Couldn’t the (fashion) world do with a little more simplicity? That was Adam Andrascik’s stance as he carved out a more “direct” aesthetic for the venerable French house.
Since arriving four seasons ago, he’s been looking to bridge the legacy of the brand’s founder — a pioneer of separates — with his own vision. “Looking through the archives, I saw that the best pieces he did were for his friends,” said the designer, who in turn set about imagining what his own circle from back in his college days would like to wear. “Girls who were rebelling against the conformity of certain styles or the prevailing trends, I found that really interesting.” Cue A-line minis in gunmetal lamé and equally brief clean-cut dress shirts in techy iridescent silk with grids of cotton thread woven through to evoke graph paper (one of the look’s peplums even had a neat tear). Even the more classic pieces had a sporty feel, like the acid-green chiffon pencil skirts.
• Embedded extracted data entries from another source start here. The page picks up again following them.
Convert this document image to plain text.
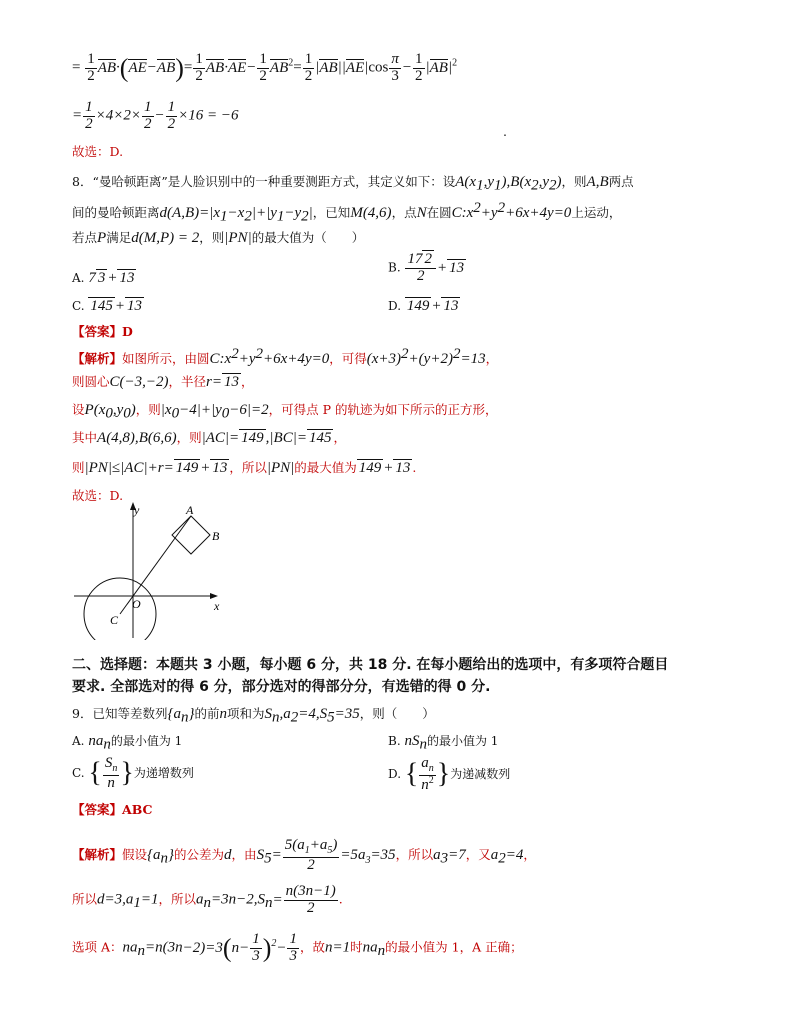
= $\frac{1}{2} AB\cdot(AE-AB)= \frac{1}{2} AB\cdot AE- \frac{1}{2} AB^2= \frac{1}{2} |AB||AE|\cos \frac{\pi}{3} - \frac{1}{2} |AB|^2$
= $\frac{1}{2} \times 4\times 2\times \frac{1}{2} - \frac{1}{2} \times 16 = -6$
故选：D.
.
8．“曼哈顿距离”是人脸识别中的一种重要测距方式，其定义如下：设$A(x_1,y_1),B(x_2,y_2)$，则A,B两点
间的曼哈顿距离$d(A,B)=|x_1-x_2|+|y_1-y_2|$，已知M(4,6)，点N在圆$C:x^2+y^2+6x+4y=0$上运动，
若点P满足d(M,P) = 2，则|PN|的最大值为（　　）
A. 7 3 + 13
B. $\frac{17 2}{2} + 13$
C. 145 + 13	D. 149 + 13
【答案】D
【解析】如图所示，由圆$C:x^2+y^2+6x+4y=0$，可得$(x+3)^2+(y+2)^2=13$，
则圆心C(−3,−2)，半径r= 13 ，
设$P(x_0,y_0)$，则$|x_0-4|+|y_0-6|=2$，可得点 P 的轨迹为如下所示的正方形，
其中A(4,8),B(6,6)，则|AC|= 149 ,|BC|= 145 ，
则|PN|≤|AC|+r= 149 + 13 ，所以|PN|的最大值为 149 + 13 .
故选：D.
y
x
O
C
A
B
二、选择题：本题共 3 小题，每小题 6 分，共 18 分. 在每小题给出的选项中，有多项符合题目
要求. 全部选对的得 6 分，部分选对的得部分分，有选错的得 0 分.
9．已知等差数列$\{a_n\}$的前n项和为$S_n,a_2=4,S_5=35$，则（　　）
A. $na_n$的最小值为 1	B. $nS_n$的最小值为 1
C. { $\frac{S_n}{n}$ }为递增数列	D. { $\frac{a_n}{n^2}$ }为递减数列
【答案】ABC
【解析】假设$\{a_n\}$的公差为d，由$S_5= \frac{5(a_1+a_5)}{2} =5a_3=35$，所以$a_3=7$，又$a_2=4$，
所以$d=3,a_1=1$，所以$a_n=3n-2,S_n= \frac{n(3n-1)}{2}$ .
选项 A：$na_n=n(3n-2)=3(n- \frac{1}{3} )^2- \frac{1}{3}$ ，故n=1时$na_n$的最小值为 1，A 正确；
Transparency abounded, with this idea of stripping back climaxing in knee-length sheer shirtdresses that left little to the imagination. But the main idea here was a wardrobe of pieces from which to pick and mix, with more classic options like wide pants, feminine scoop-back dresses and trenches peppering the offer.
While the designer did well to shave off some years compared to last season’s formal outing, the new Guy Laroche woman still needs some more defining, with the collection skewing a little too heavily on the contemporary path.